The Tar Heel Re 2013-1 cat bond issuance features a different way to define whether a storm is a covered event or not under the terms of the cat bond. Not only does it have to be a named storm which causes a loss to the covered book of business, it also has to have been designated a catastrophe by Property Claims Services (PCS) and it has to have a reported industry loss total of over $100m.

The transaction uses an annual aggregate structure which is the first time these non-profit wind pools have done so, with the previous deals all pure indemnity and triggered only on a per-occurrence basis.

By making these changes the wind pools will have a more robust layer of protection for frequency events hitting the state of North Carolina, safe in the knowledge that catastrophe events must be large enough to create the $100m industry loss as well as cause indemnity losses to the covered parties.

The changes may also have enabled the coverage to be brought down a little in the overall reinsurance stack without raising the risk too much, while also enabling the expected loss figure to be kept more reasonable, evidenced by the attachment point being lower than in their previous transactions.

We understand that the notes issued by Tar Heel Re Ltd. will attach around the $2.025 billion mark and will provide cover on a pro-rata basis, depending on the size of the deal, up to an exhaustion point of $2.525 billion.

The initial probability of attachment for the notes is 2.08%, the initial exhaustion probability is 1.52% and the initial expected loss is 1.77%.

We understand the cat bond has been marketed at a size of $200m but demand thanks to current market conditions could well push this figure up.

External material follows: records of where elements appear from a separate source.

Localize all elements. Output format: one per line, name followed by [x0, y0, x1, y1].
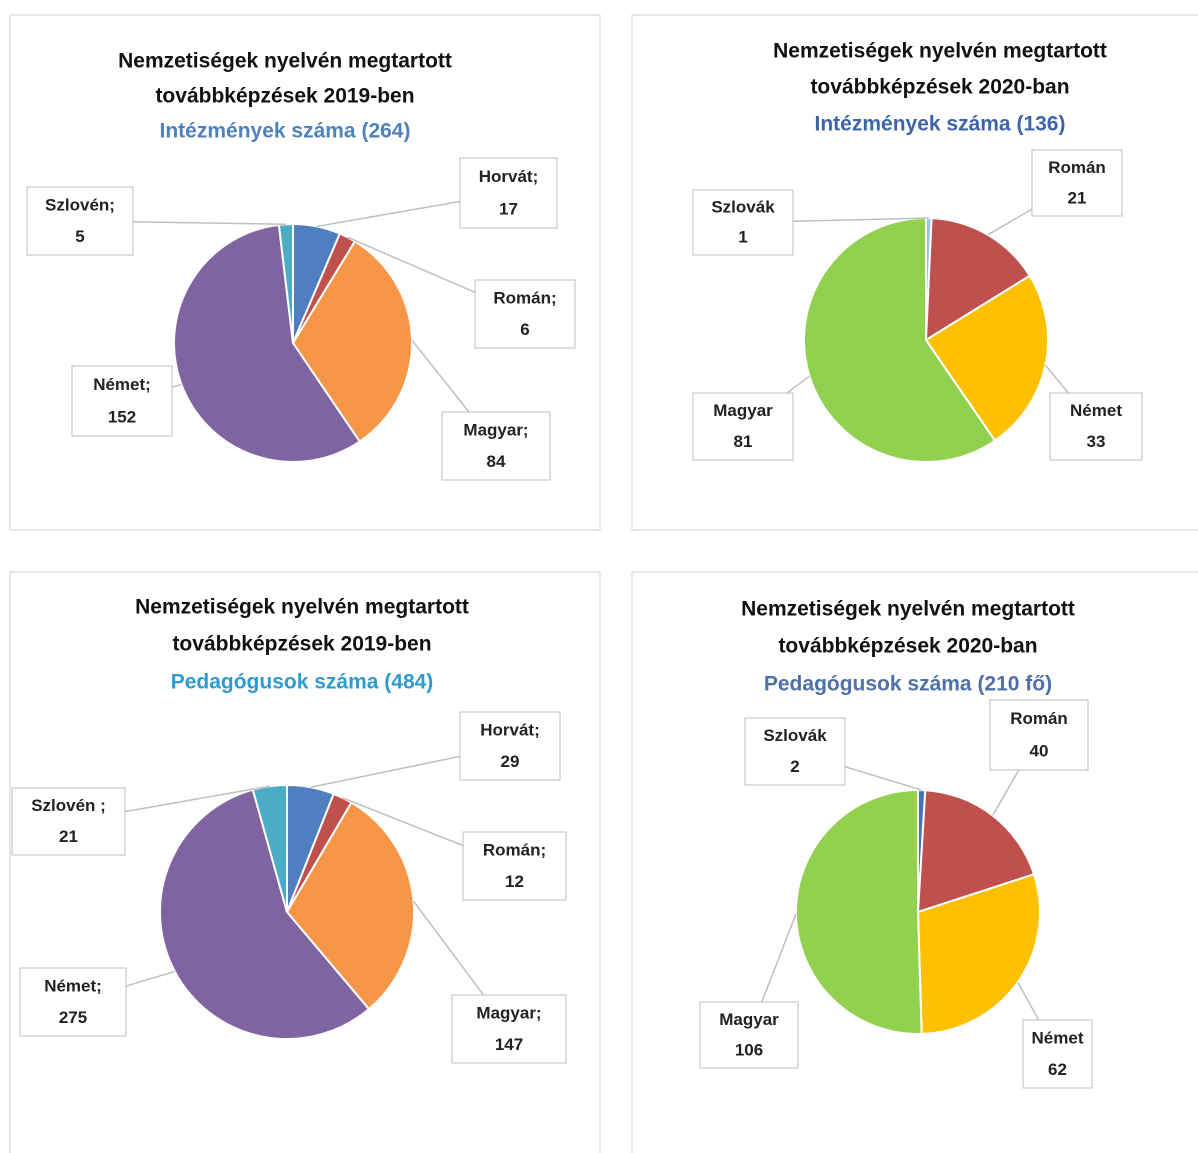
- label-value: 6: [520, 320, 529, 339]
- chart-title: Nemzetiségek nyelvén megtartott: [135, 596, 469, 619]
- label-value: 1: [738, 228, 747, 247]
- label-name: Német: [1032, 1029, 1084, 1048]
- label-value: 84: [487, 452, 506, 471]
- label-value: 275: [59, 1008, 87, 1027]
- chart-title: továbbképzések 2020-ban: [810, 76, 1069, 99]
- label-box: [11, 787, 126, 856]
- panel: [631, 571, 1198, 1153]
- chart-title: Nemzetiségek nyelvén megtartott: [118, 50, 452, 73]
- label-value: 2: [790, 757, 799, 776]
- label-value: 106: [735, 1040, 763, 1059]
- chart-subtitle: Intézmények száma (136): [815, 113, 1066, 136]
- label-name: Román: [1048, 158, 1106, 177]
- label-name: Német;: [44, 977, 102, 996]
- panel: [9, 14, 601, 531]
- label-name: Szlovák: [763, 726, 827, 745]
- label-name: Horvát;: [480, 721, 540, 740]
- panel: [9, 571, 601, 1153]
- pie-slice: [159, 788, 371, 1040]
- chart-subtitle: Pedagógusok száma (210 fő): [764, 673, 1052, 696]
- pie-slice: [924, 274, 1049, 443]
- label-value: 33: [1087, 432, 1106, 451]
- label-name: Magyar: [713, 401, 773, 420]
- label-box: [26, 186, 134, 256]
- label-box: [699, 1001, 799, 1069]
- label-value: 40: [1030, 741, 1049, 760]
- label-box: [19, 967, 127, 1037]
- label-name: Német;: [93, 375, 151, 394]
- chart-title: továbbképzések 2019-ben: [172, 633, 431, 656]
- label-box: [474, 279, 576, 349]
- label-box: [1022, 1019, 1093, 1089]
- label-name: Magyar: [719, 1010, 779, 1029]
- pie-slice: [291, 240, 413, 443]
- pie-slice: [916, 873, 1041, 1035]
- label-name: Magyar;: [476, 1004, 541, 1023]
- label-value: 12: [505, 872, 524, 891]
- pie-slice: [803, 216, 997, 463]
- chart-title: továbbképzések 2019-ben: [155, 85, 414, 108]
- label-box: [441, 411, 551, 481]
- label-name: Szlovén ;: [31, 796, 106, 815]
- label-box: [692, 392, 794, 461]
- label-box: [1049, 392, 1143, 461]
- label-value: 29: [501, 752, 520, 771]
- label-box: [989, 699, 1089, 771]
- label-box: [451, 994, 567, 1064]
- label-name: Szlovén;: [45, 196, 115, 215]
- pie-slice: [285, 801, 415, 1011]
- label-box: [462, 831, 567, 901]
- label-box: [1031, 149, 1123, 217]
- label-name: Szlovák: [711, 198, 775, 217]
- label-value: 17: [499, 199, 518, 218]
- label-value: 152: [108, 407, 136, 426]
- panel: [631, 14, 1198, 531]
- chart-subtitle: Intézmények száma (264): [160, 120, 411, 143]
- label-name: Magyar;: [463, 421, 528, 440]
- chart-title: Nemzetiségek nyelvén megtartott: [773, 40, 1107, 63]
- pie-slice: [795, 788, 923, 1035]
- label-name: Román: [1010, 709, 1068, 728]
- label-name: Román;: [483, 841, 546, 860]
- label-value: 147: [495, 1035, 523, 1054]
- pie-slice: [924, 217, 1032, 342]
- label-box: [71, 365, 173, 437]
- label-value: 21: [1068, 188, 1087, 207]
- chart-title: Nemzetiségek nyelvén megtartott: [741, 598, 1075, 621]
- label-box: [744, 717, 846, 786]
- label-name: Román;: [493, 289, 556, 308]
- label-name: Német: [1070, 401, 1122, 420]
- label-value: 62: [1048, 1060, 1067, 1079]
- label-value: 5: [75, 227, 84, 246]
- chart-title: továbbképzések 2020-ban: [778, 635, 1037, 658]
- label-name: Horvát;: [479, 167, 539, 186]
- label-box: [459, 157, 558, 229]
- chart-subtitle: Pedagógusok száma (484): [171, 671, 434, 694]
- label-value: 81: [734, 432, 753, 451]
- label-box: [459, 711, 561, 781]
- label-box: [692, 189, 794, 256]
- label-value: 21: [59, 827, 78, 846]
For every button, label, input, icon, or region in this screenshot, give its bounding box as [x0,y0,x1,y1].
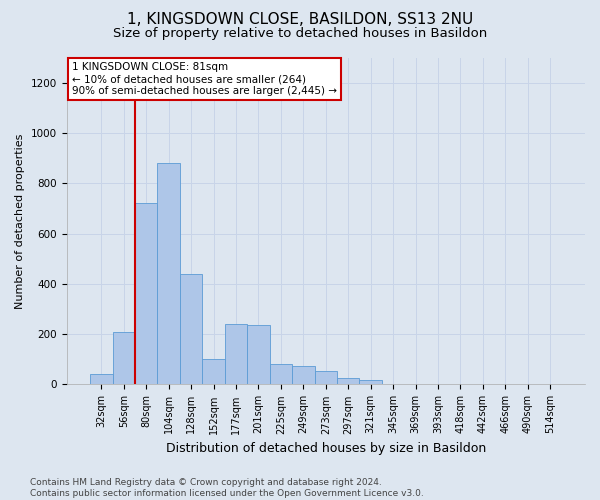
Y-axis label: Number of detached properties: Number of detached properties [15,134,25,308]
Bar [90,374,113,384]
Bar [269,364,292,384]
Bar [113,332,135,384]
Bar [135,204,157,384]
X-axis label: Distribution of detached houses by size in Basildon: Distribution of detached houses by size … [166,442,486,455]
Bar [314,370,337,384]
Text: Size of property relative to detached houses in Basildon: Size of property relative to detached ho… [113,28,487,40]
Text: 1, KINGSDOWN CLOSE, BASILDON, SS13 2NU: 1, KINGSDOWN CLOSE, BASILDON, SS13 2NU [127,12,473,28]
Bar [202,360,225,384]
Bar [180,274,202,384]
Bar [359,380,382,384]
Bar [247,326,269,384]
Text: Contains HM Land Registry data © Crown copyright and database right 2024.
Contai: Contains HM Land Registry data © Crown c… [30,478,424,498]
Bar [337,378,359,384]
Bar [225,324,247,384]
Bar [292,366,314,384]
Text: 1 KINGSDOWN CLOSE: 81sqm
← 10% of detached houses are smaller (264)
90% of semi-: 1 KINGSDOWN CLOSE: 81sqm ← 10% of detach… [72,62,337,96]
Bar [157,163,180,384]
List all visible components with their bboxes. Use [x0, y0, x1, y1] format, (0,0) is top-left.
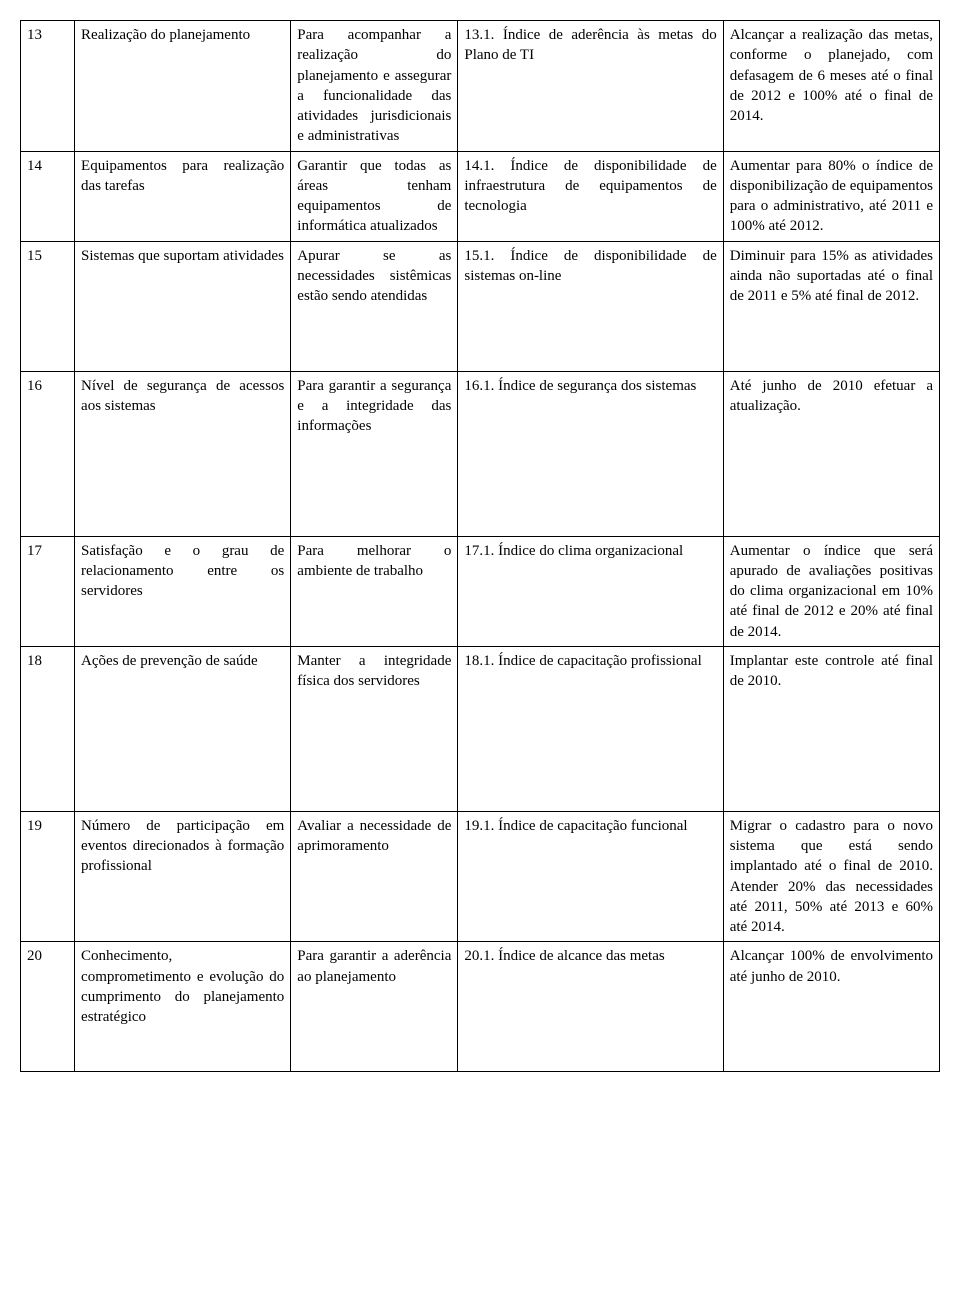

The deal aims to provide three years of cover, with maturity likely in May 2016 and will feature a reset of the aggregate qualifying losses on a yearly basis.

RMS are providing the risk modelling and to see them involved in a U.S. hurricane cat bond is quite a novelty after the way they dropped from sight following the release of RMS v11.

We’re told that the single tranche of notes are being marketed with a suggested price guidance of 9% to 10%.

Standard & Poor’s have given the Series 2013-1 notes to be issued by Tar Heel Re Ltd. a preliminary rating of ‘B+’. In their announcement on the rating, S&P said that the fact RMS are acting as risk modeller did create the need to assess this a little differently. S&P said; “Because of the significant difference between the AIR and RMS modeled losses, the stress rate applied to the aggregate exceedence probability curve was higher as compared to the indicative level for indemnified transactions set forth in our criteria.”

Update: Tar Heel Re Ltd. has increased in size by 150%, more than doubling up to $500m in size. This makes it one of the largest single tranches of cat bond notes issued.

The pricing on the transaction has dropped during marketing, with the expected range now 8.5% to 9%.

Update 2: The pricing on the Tar Heel Re Ltd. catastrophe bond eventually dropped to the bottom of the revised range and the transaction priced with a coupon of 8.5%.